The Otsego Herald for Oct. 25, 1819, compiled, with comments:
Jabez D. Hammond
To the People of the County of Otsego
FELLOW CITIZENS — Two publications having recently appeared in the Watch Tower, charging me with deceitful and dishonorable conduct, while I had the honor to represent the Electors of this County in the Congress of the United States, upon reflection I have concluded that respect for you as well as for my own Character imposed on me the duty of proving those charges false. ...

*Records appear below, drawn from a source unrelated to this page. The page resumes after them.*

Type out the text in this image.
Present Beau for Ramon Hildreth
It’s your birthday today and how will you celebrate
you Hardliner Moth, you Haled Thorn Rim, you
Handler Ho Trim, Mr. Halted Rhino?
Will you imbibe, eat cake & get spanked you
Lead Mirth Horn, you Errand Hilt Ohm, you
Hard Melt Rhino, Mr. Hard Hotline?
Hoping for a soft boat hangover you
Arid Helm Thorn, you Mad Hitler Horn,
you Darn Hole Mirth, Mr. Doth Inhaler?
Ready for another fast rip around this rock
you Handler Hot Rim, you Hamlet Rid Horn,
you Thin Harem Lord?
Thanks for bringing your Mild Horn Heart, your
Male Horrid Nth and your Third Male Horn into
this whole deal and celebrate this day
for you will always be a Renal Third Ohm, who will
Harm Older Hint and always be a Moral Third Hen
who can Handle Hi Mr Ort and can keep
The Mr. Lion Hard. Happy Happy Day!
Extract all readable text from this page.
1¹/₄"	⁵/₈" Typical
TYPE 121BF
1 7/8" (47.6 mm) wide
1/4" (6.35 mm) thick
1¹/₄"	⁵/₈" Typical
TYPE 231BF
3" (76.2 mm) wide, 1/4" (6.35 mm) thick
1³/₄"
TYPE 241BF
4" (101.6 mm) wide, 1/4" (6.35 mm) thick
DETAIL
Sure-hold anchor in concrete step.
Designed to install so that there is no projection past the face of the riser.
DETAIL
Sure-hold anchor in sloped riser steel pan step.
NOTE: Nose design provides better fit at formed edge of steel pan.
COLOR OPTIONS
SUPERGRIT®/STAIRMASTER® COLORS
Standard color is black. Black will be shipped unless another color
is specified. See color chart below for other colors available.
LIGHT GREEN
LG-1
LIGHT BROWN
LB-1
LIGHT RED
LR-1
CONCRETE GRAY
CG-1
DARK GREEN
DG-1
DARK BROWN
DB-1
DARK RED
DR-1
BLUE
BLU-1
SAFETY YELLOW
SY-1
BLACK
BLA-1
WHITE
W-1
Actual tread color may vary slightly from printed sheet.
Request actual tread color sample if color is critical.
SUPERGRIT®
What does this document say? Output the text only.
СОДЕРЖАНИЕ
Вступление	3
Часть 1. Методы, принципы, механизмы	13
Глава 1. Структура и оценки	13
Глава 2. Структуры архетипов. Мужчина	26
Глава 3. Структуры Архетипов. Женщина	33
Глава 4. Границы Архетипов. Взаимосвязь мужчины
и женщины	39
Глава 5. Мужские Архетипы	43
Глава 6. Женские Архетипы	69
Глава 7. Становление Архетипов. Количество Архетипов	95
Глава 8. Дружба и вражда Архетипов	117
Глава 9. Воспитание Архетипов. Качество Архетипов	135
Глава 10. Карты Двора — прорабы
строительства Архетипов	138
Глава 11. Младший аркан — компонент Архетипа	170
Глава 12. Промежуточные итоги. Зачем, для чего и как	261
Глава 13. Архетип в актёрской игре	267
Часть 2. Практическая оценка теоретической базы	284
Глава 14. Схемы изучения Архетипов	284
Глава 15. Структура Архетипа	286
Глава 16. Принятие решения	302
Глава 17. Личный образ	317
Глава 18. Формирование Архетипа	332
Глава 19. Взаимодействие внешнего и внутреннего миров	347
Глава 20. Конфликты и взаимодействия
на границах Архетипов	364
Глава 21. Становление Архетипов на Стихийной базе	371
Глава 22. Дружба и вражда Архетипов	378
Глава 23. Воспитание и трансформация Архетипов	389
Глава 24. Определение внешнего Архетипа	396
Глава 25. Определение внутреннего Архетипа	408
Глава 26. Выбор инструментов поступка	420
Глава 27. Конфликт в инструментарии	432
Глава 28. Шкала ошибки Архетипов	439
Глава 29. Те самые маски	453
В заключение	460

I am charged with “voting all through the progress of the salary bill ... for the highest sum; that I declared to my colleague ... that I should support it throughout with my vote ... but ... after ascertaining that the bill would pass without my aid, I cunningly slipped my head out oft the halter by voting against it & saved as I supposed my popularity, while I pocketed the fifteen hundred dollars. ...
I never ... encouraged the passage of the ... bill, and that any insinuation to the contrary was utterly false. ... My opposition ... was ... that it was improper to make legislators salary officers, and ... that the amount of compensation ... was extravagant; that I was unwilling to act on an ... increase of my own compensation at all. ...
(Article goes on to accuse the Watch Tower newspaper of “malicious falsehood,” and offers extensive proof of it.)
Cherry Valley, Oct. 16,1819. JABEZ D.HAMMOND
COMMENT: Jabez Delano Hammond (born in New Bedford, Mass. in 1778, died in Cherry Valley on Aug. 18, 1855) had a long and varied career in both elective and appointive positions in American politics, including as Congressman in 1815-1817.
He is best known today, however, as the author of “The History of Political Parties in the State of New York ... to December 1840” (2 volumes, 1842), plus a third volume (1841-1847) published in 1852). They have been very frequently reprinted, and are still in print.
The absurd indulgence with which parents anticipate every wish of their children often paves the way for their destruction, and entirely unfits them for returning that affectionate care which is due the authors of their being. ... By supplying children with all the superfluities of life, we at once weaken the springs of exertion, and induce a habit of indolence fatal to future improvement, for why should they exert themselves to procure that which is ready at their call? ...
Happy is the man who in early life, has been taught by experience the blessed effects of honest industry, and the inestimable value of time. Multiply time by industry, and what is the result? Peace of mind, the innocent enjoyment of life, and every thing that can exalt human nature.
By industry I must not be understood the incessant drudgery pursuit after sordid gain; I have likewise reference to mental industry; the improvement of the intellectual part of our views above the narrow scene of things, and teaches us to go to heaven.
COMMENT: Perhaps by the mysterious “Philo Howard.”
DIED — in this Village, on Tuesday morning last, WILLIAM COOPER, Esq. in the 34th year of his age, son of the late William Cooper, Esq.
COMMENT: Perhaps the perfect example of the article above! William Cooper Jr. was the pride of his father, but grew up to be a proud, indolent, spendthrift son and a rebel. At Princeton College, he was suspected of burning down Nassau Hall (but never convicted of it).
Though he studied law, William Cooper Jr., said of himself “I am not, and probably never shall be in any business by which money can be made or lost, and therefore must rest my security upon my patrimony.” Of him Alan Taylor wrote, in “William Cooper’s Town” (1995), that: “Instead of becoming the great man, William Cooper, Jr., ended up a nothing. He was ruined by the insidious combinations of too much money too easily had with expectations far beyond his abilities to achieve.”
In Pittsfield, in this County, on the 10th (October), Mr. GARDNER M. CARPENTER, in the 27th year of his age.
COMMENT: I have not further identified him.
The sailor and the juggler
A sailor went to see a juggler exhibit his tricks. There happened to be a quantity of gun-powder in the room beneath, which took fire and blew up the house.
The sailor was thrown into a garden bed, without being hurt. He scratched his arms and legs, got up, shook himself, rubbed his eyes, and then cried out (conceiving what had happened to be only a part of the performance.) “D—n the fellow, I wonder what he will do next.”
Aid for Erie Canal
We understand that the Holland company have conveyed to the people of this state, 100,632 acres of land, situated in what is termed the Holland Purchase, toward the completion of the Great Western Canal, according to the provisions of an act of the Legislature of this state, passed the 15th April, 1817; the land so deeded as a donation, may be considered as worth half a million of dollars — Ulster Plebean.
COMMENT: This was an early name for what became the Erie Canal. The Holland Company, owned by a group of Dutch bankers, purchased land in western New York in 1793, and began selling from its headquarters in Batavia in 1801. It sold something like 3 million acres. When it was all sold, the company dissolved in 1846.
I recall reading that the Holland Company owned lands greater in size than the Dutch colony of New Netherland before 1654.